В комнату вошел отец: «Оливия уехала», - с сожалением и горечью, с пониманием, что сын не ответит горем, печалью, досадой, ничем не ответит.
- Я знаю, - Анастасиус улыбнулся, увидев его удивление, - я тоже уезжаю. Сегодня.
- Куда? – как-то безнадежно спросил отец.
- В Эйзоптрос, - ответил Анастасиус, - нужна моя помощь.
Отец улыбнулся в ответ несмело.
- Там новенький тебя дожидается. У ворот.
Он спустился вниз и замер на пороге дома. На крыльце, привалившись к перилам и сжавшись в маленький дрожащий комочек, сидел и горько плакал белобрысый парнишка.
- Почему ты плачешь? – спросил Анастасиус.
- МЕЛАНХОЛИЯ исчезла, - прохныкал ребенок, обернувшись. Десятилетний Тас, как тогда, - мне плохо, дяденька.
-Я знаю, СКОРБЬ, - вздохнул тяжко Анастасиус и сел с ним рядом, прямо на ступени крыльца.

Пишет Рита. 10.12.06

Город сделал вид, что не заметил ее двухнедельного отсутствия. И, надо сказать, Рите это было очень на руку. Новый секретарь, которым она заменила чопорного старикана, оставшегося в наследство от предыдущего бургомистра, был выше всяких похвал. Он запутывал всех посетителей сложными фразами так, что казалось, баронесса присутствует сразу в нескольких местах, занимаясь важными городскими делами. А не находится далеко на юге.
Первым делом секретарь рассказал ей о визите Теодора. И теперь она сидела в кабинете, собираясь с духом перед тем, как пойти в Университет.
На площади перед ратушей играли дети, Рита засмотрелась на них, не заметив, как вошел Гато. Немногим позволялось входить в этот кабинет без стука.
- Миледи Рита, что Вы скажете, если я уеду завтра из города?
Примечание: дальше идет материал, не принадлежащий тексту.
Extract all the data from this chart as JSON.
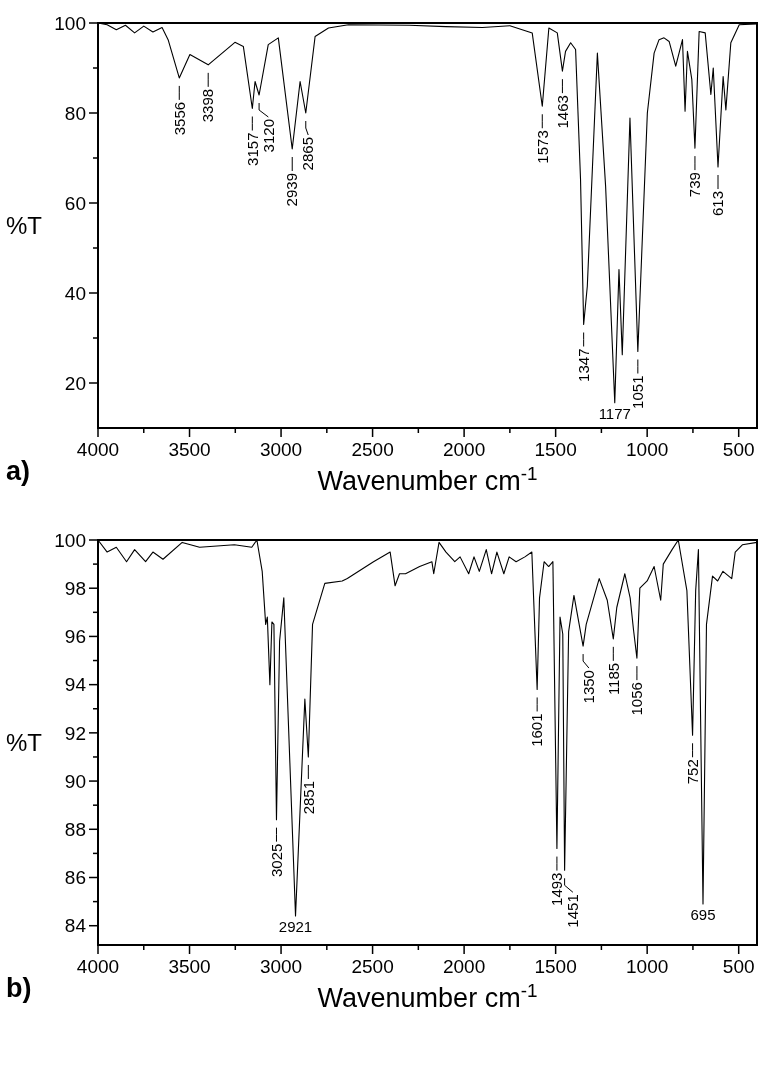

Надолго.
- Скажу, что это невозможно. Ты нужен мне здесь, - не отрывая взгляда от окна, произнесла баронесса. – Мы приехали только пару часов назад. Что за спешка?
- Мм… Я дал слово. Слово дворянина, - напомнил о своем происхождении Кристобаль.
- Это связано с женщиной?
- Это связано с ЦРУ.
Рита мгновенно повернула голову. Зеркало напротив стола отразило ее прищуренные глаза.
- Продолжай.
- Речь идет о той девушке, чьих родителей репрессировали якобы по обвинению в преступлениях против зеркал. Помните, я рассказывал, она оказалась правнучкой главы Южного Совета. Последнего настоящего главы, до мавров. Мы найдем ее родителей и узнаем, зачем Цеху потребовалось отправить их на Северные рудники.
- Хорошо. Только возьми с собой несколько человек для охраны. Я уже, знаешь ли, в одиночку наездилась по пустыне.
И они с Гато заговорщически улыбнулись. Теперь – когда все было позади – оставалось только улыбаться.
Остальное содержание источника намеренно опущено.